Мать хлопотала, собирала мое платье и белье, укладывала в чемодан и давала мне добрые советы, как я должен вести себя, когда буду в Петербурге.
— Учись, голубчик, учись! — говорила она. — Профессора и старшие товарищи укажут тебе книги… В свободное время и читай! Если познакомишься с хорошими семейными домами, ходи туда, но не часто… С товарищами живи дружно, только от кутящих компаний сторонись. Ведь и товарищи у тебя будут всякие… Будь осторожен, мой милый! Ты еще так молод, людей ты не знаешь…
— Ну, мама, мне ведь уж двадцатый год! — возражал я.
— Двадцатый год! — насмешливо-жалостливым тоном со вздохом промолвила мать. — Конечно, иной молодой человек в твои годы уже знаком с жизнью, привык к самостоятельности… Но ты ведь еще сущий ребенок… Ты семь лет жил в гимназии, в пансионе, как в семье, жил с нами… Ну, что ты знаешь? Что ты видал?.. А теперь вдруг очутишься в таком большом городе без родных, без знакомых, далеко от меня… Не буду я за тебя спокойна, не буду… пока ты не возвратишься к нам.
Так говорила мама, стоя на коленях на полу перед раскрытым чемоданом и старательно укладывая мои вещи.
— Пиши чаще, голубчик, пиши обо всем, как ты там… хорошо ли устроишься! — продолжала она, не отрываясь от своего занятия. — Буду ждать твоих писем, стану жить от письма до письма… А главнее, голубчик, береги здоровье! Не дай Бог, — заболеешь… Измучусь я за тебя. Кто за тобой — за больным — будет там ухаживать… Ведь у каждого свое дело, кто станет с чужим — возиться, — может — быть, некому будет подать тебе воды напиться…
И мама тихо плакала, и слезы ее кропили мое платье и белье, укладываемое в чемодан. Я, как мог, успокаивал и утешал ее. Я опустился с нею рядом на колени, обнял ее худенькие плечи, вздрагивавшие от сдержанных рыданий, целовал ее щеки, мокрые от слез, — и горячие слезинки ее падали мне на лицо.
— Не плачь, мама! Ну, не плачь, дорогая! Право, я буду беречься, я буду здоров, стану часто писать, летом приеду домой на каникулы! — шептал я, прижимаясь щекой к ее щеке.
И сам я чуть не плакал: борьба шла во мне, на душе было смутно… И университет меня манил, и далекий Петербург меня пугал, страшил, и маму мне было жаль, и жаль родного дома…
Накануне отъезда из деревни я обошел все знакомые, милые места, где по-детски я был так счастлив.
Я обошел поля, луга и долго бродил по лесу.

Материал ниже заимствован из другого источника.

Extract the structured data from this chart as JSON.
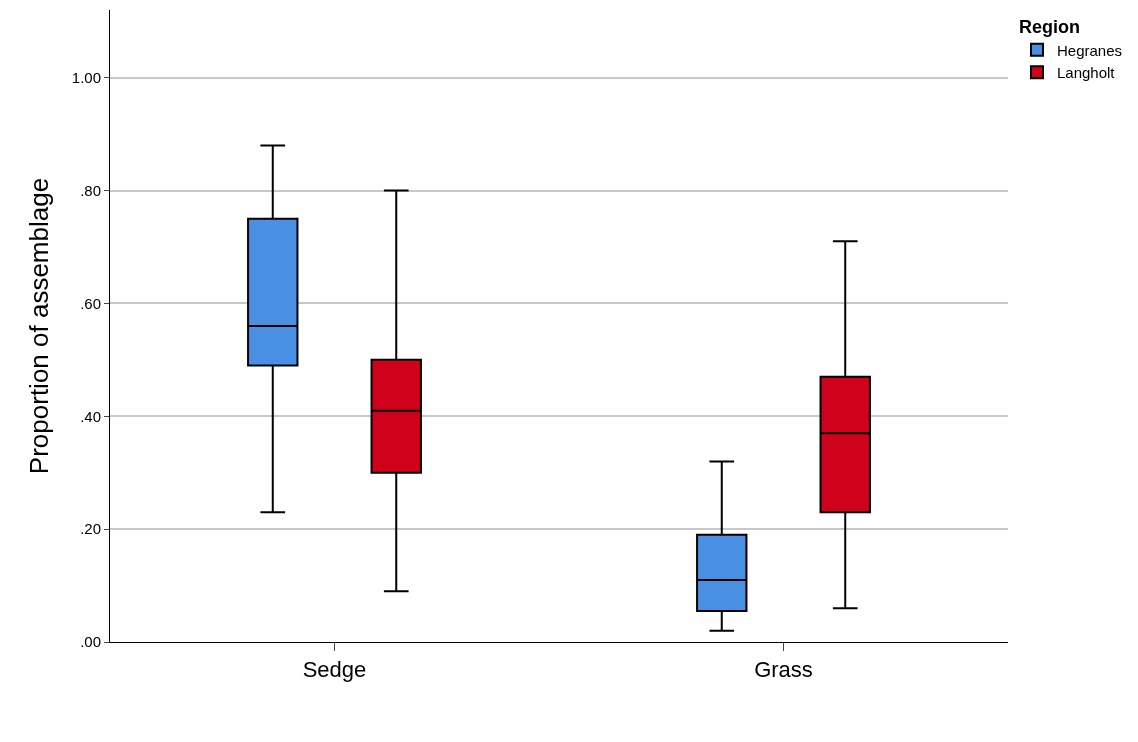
{
  "chart_data": {
    "type": "box",
    "ylabel": "Proportion of assemblage",
    "legend_title": "Region",
    "categories": [
      "Sedge",
      "Grass"
    ],
    "series": [
      {
        "name": "Hegranes",
        "color": "#4a90e2",
        "boxes": [
          {
            "low": 0.23,
            "q1": 0.49,
            "median": 0.56,
            "q3": 0.75,
            "high": 0.88
          },
          {
            "low": 0.02,
            "q1": 0.055,
            "median": 0.11,
            "q3": 0.19,
            "high": 0.32
          }
        ]
      },
      {
        "name": "Langholt",
        "color": "#d0021b",
        "boxes": [
          {
            "low": 0.09,
            "q1": 0.3,
            "median": 0.41,
            "q3": 0.5,
            "high": 0.8
          },
          {
            "low": 0.06,
            "q1": 0.23,
            "median": 0.37,
            "q3": 0.47,
            "high": 0.71
          }
        ]
      }
    ],
    "ylim": [
      0,
      1.12
    ],
    "yticks": [
      {
        "value": 0,
        "label": ".00"
      },
      {
        "value": 0.2,
        "label": ".20"
      },
      {
        "value": 0.4,
        "label": ".40"
      },
      {
        "value": 0.6,
        "label": ".60"
      },
      {
        "value": 0.8,
        "label": ".80"
      },
      {
        "value": 1,
        "label": "1.00"
      }
    ],
    "grid": "y",
    "legend": "top right"
  }
}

Наш лес назывался Аникиевским, по имени разбойника Аники. В пяти верстах от нашей усадьбы находилась Зааникиевская пустынь, и в тихую погоду или при западном ветре до нас глухо доносился звон монастырских колоколов.
Лес в ту пору начинал уже расцвечиваться в свой осенний убор. Посреди зеленой листвы и зеленой хвои сосен и елей золотились на солнце желтые листья берез и краснели вечно трепещущие листья осин.